As industrialization swept England, its effects could be felt in the urban and rural areas. This shift is evident in Elizabeth Gaskell’s Mary Barton and Thomas Hardy’s Tess of the D’Urbervilles, even though the novels were published forty-three years apart and take place in different parts of England. As the nature of who did work in the family changed, masculinity was threatened as women occasionally took on the role of breadwinner. Whether this is due to economic hardship, like is seen in Mary Barton, or laziness, demonstrated by John Durbeyfield, a woman becoming the breadwinner in her family reflected the eroding masculine authority that characterized the nineteenth century and paved the way for the feminist movements of the twentieth century.
Works Cited
Danahay, Martin A. Gender at Work in Victorian Culture: Literature, Art and Masculinity. Ashgate, 2005.
Devereux, Joanna. Patriarchy and Its Discontents: Sexual Politics in Selected Novels and Stories of Thomas Hardy. Routledge, 2003.

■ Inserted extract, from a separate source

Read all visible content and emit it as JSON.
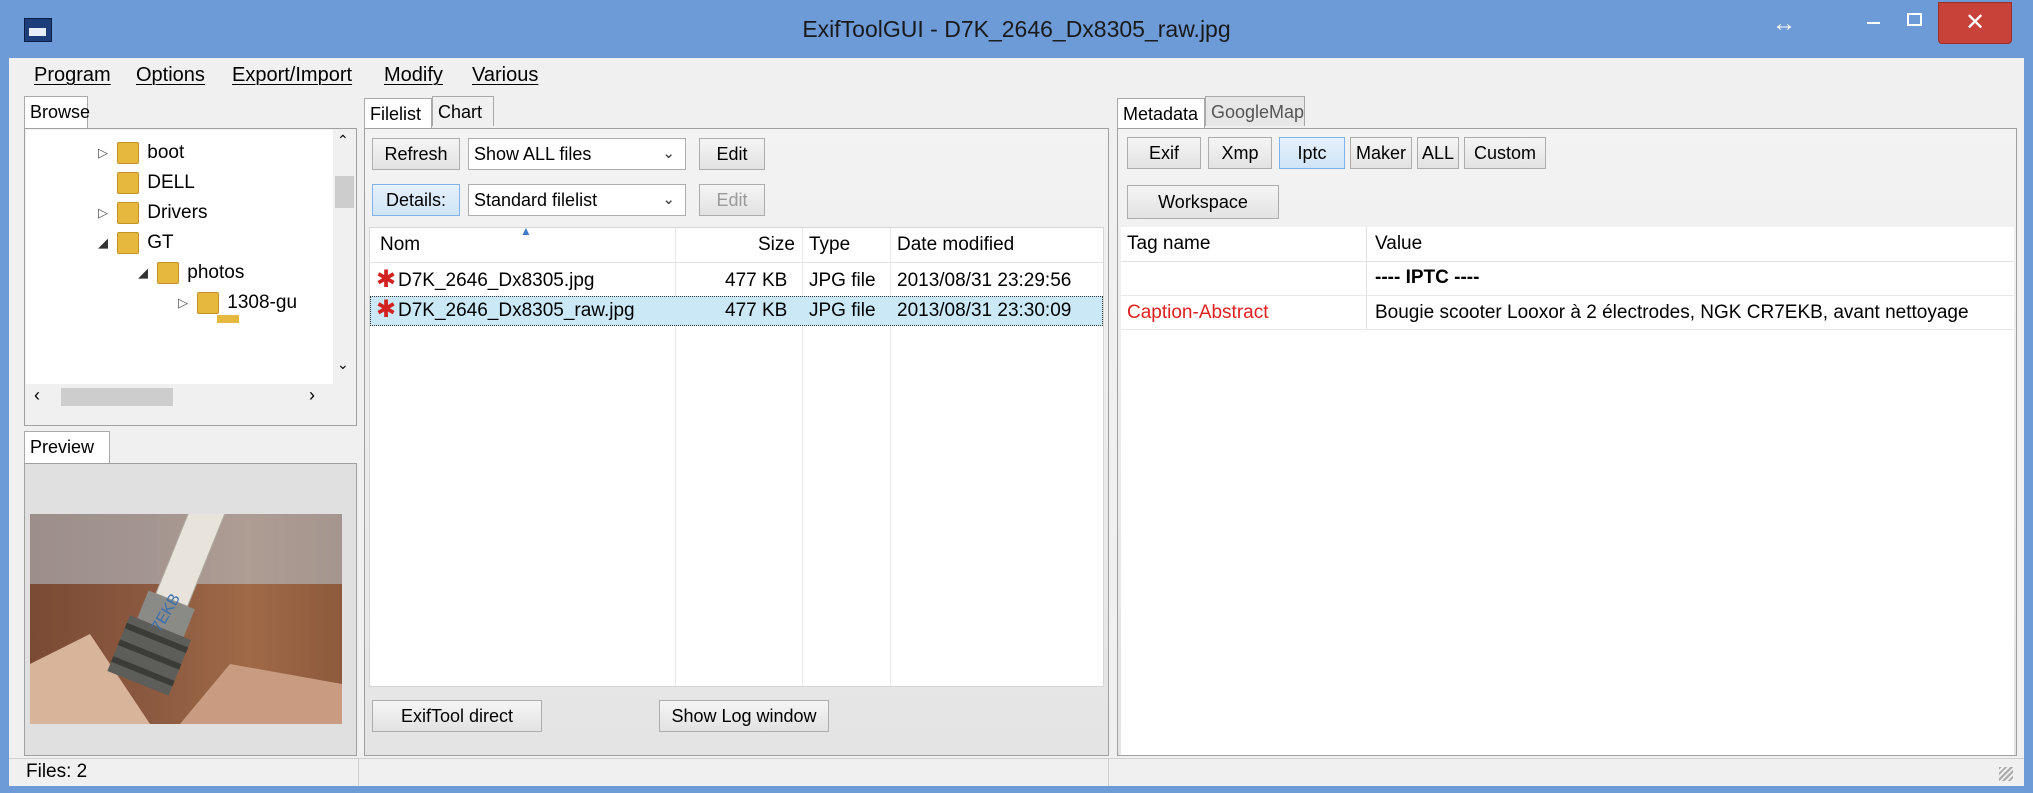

DeVine, Christine. ““A Cloud of Moral Hobgoblins”: Gender, Morality and Class in Hardy’s Tess of the D’Urbervilles.” Class in Turn-of-the-Century Novels of Gissing, James, Hardy and Wells. Ashgate, 2005.
Foster, Jennifer. “Introduction.” Mary Barton, edited by Jennifer Foster. Broadview Literary Texts, 2000, pp. 9-20.
Gaskell, Elizabeth. Mary Barton. Edited by Jennifer Foster. Broadview Literary Texts, 2000.
Hardy, Thomas. Tess of the D’Urbervilles. 2nd ed. Edited by Sarah E. Maier. Broadview Literary Texts, 2007.
Schwarzkopf, Jutta. Women in the Chartist Movement. Macmillan, 1991.
Surridge, Lisa. “Working-Class Masculinities in “Mary Barton.”” Victorian Literature and Culture, vol. 28, no. 2, 2000, pp. 331-343. JSTOR, www.jstor.org/stable/2505822.
Zlotnick, Susan. “The Fortune Fall.” Women, Writing, and the Industrial Revolution. Johns Hopkins University Press, 1998, pp. 76-122.